I want to thank those of you who worked on the energy bill. I want to thank those of you who are working in the Energy Department. But we got a long way to dig out of this hole, I'm just telling you. So part of making sure that the environment is strong enough to encourage investment is to diversify away from hydrocarbons, pure and simple. The fastest way to do that when it comes to electricity is to restart a nuclear energy program. It's clean, it's renewable, it doesn't create greenhouse gases. It's a good industry, and it makes sense to do so.
...I believe the cars are going to be different. I think that we'll be able to use hydrogen-powered automobiles within a reasonable period of time.
The problem is "reasonable period of time" is greater than three years. And so, therefore -- and, therefore, those of us who are working here who may not be around in three years have got to lay the foundation for a diversification program, away from the habits of the past. But it's going to come.
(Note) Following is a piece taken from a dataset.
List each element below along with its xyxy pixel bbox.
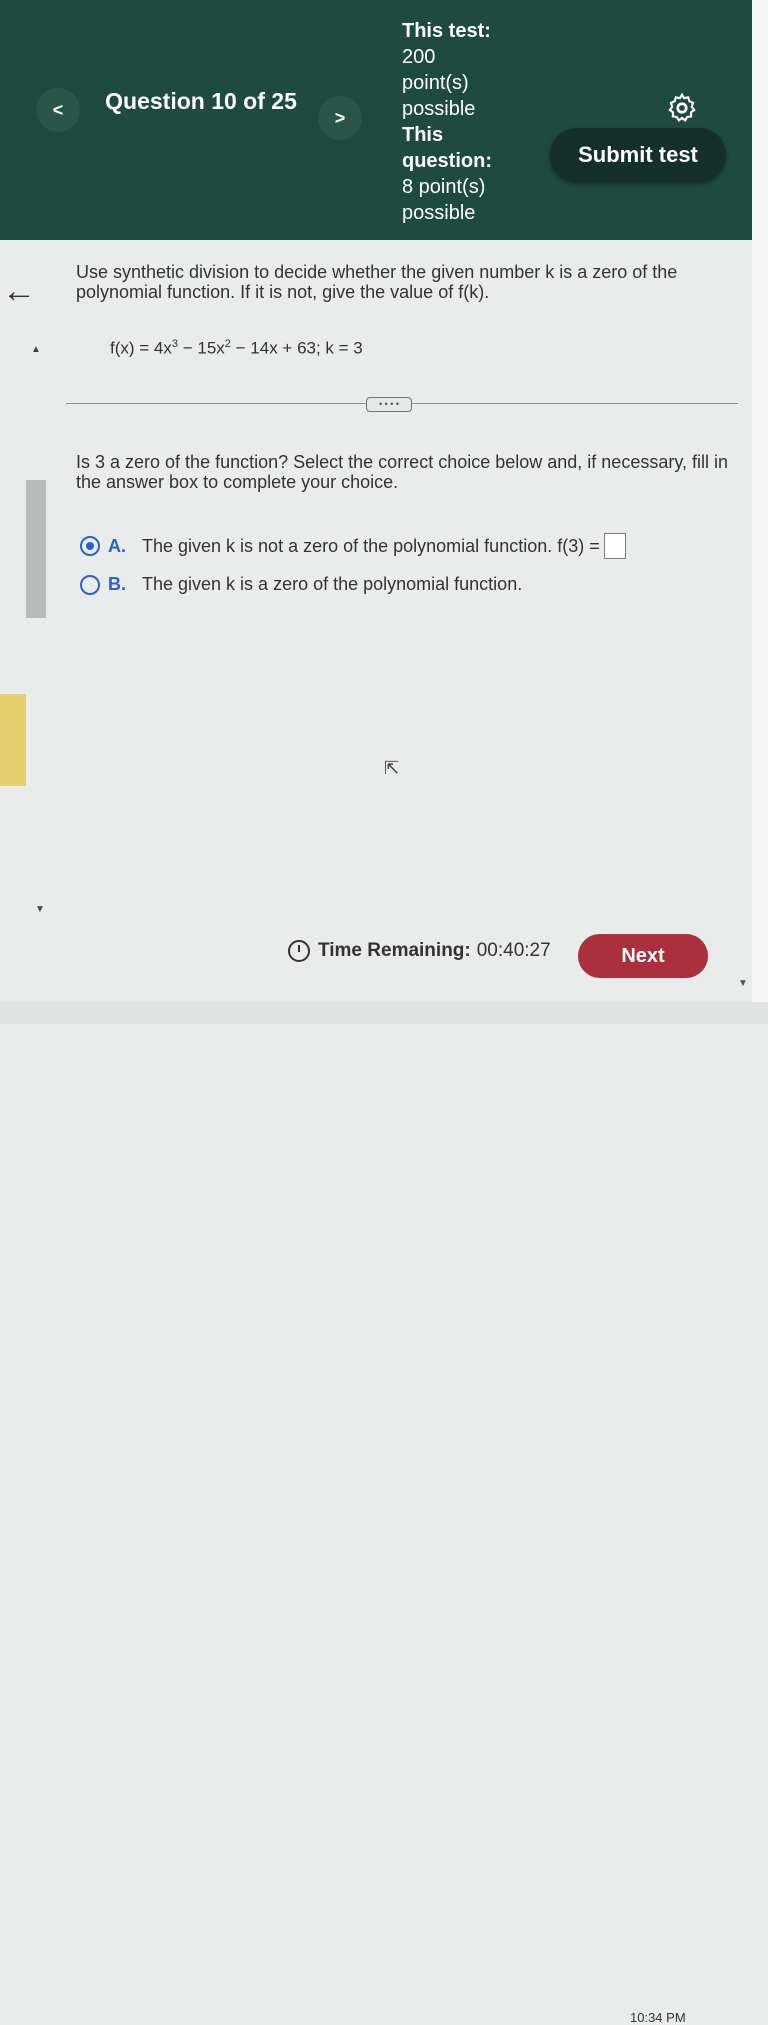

...I understand when people go to the pumps and pay $2.89 a gallon, that it's taking money out of your pocket that normally would have been -- when you were paying $1.50. I understand that. The heating bills are going to go up. And that's one of the reasons why I made the decision we're not going to raise the taxes on the people. We got more money coming out of their pockets, and we don't need to take even more. And so, therefore, government has got to be lean and responsible with the people's money. And if you got programs that you're working under that aren't working, let's get rid of them.
...I'll tell you one thing: I put together a fabulous administration, people from all walks of life, people who know what they're doing, people who are smart, people who can walk in the Oval Office and say, you're right, or wrong. You look around at this Cabinet and you look around at the staff, you're going to find some of the finest people that have ever served in the government of the United States of America. (Applause.)
...Imagine a President -- and some have tried it -- "follow me, the world is going to be worse." (Laughter.) That's generally a one-man parade. (Laughter.) That's not -- as somebody who is working with you in this business, somebody who understands we got a limited time here, somebody who wants you to focus on results and the job at hand and get the job done for the American people, you got to know I'm optimistic. I'm optimistic we can overcome any hurdle; I'm optimistic that we can leave behind a better America.
I hope you share that optimism with me, and I hope you also share the great honor it is to serve the American people. God bless. (Applause.)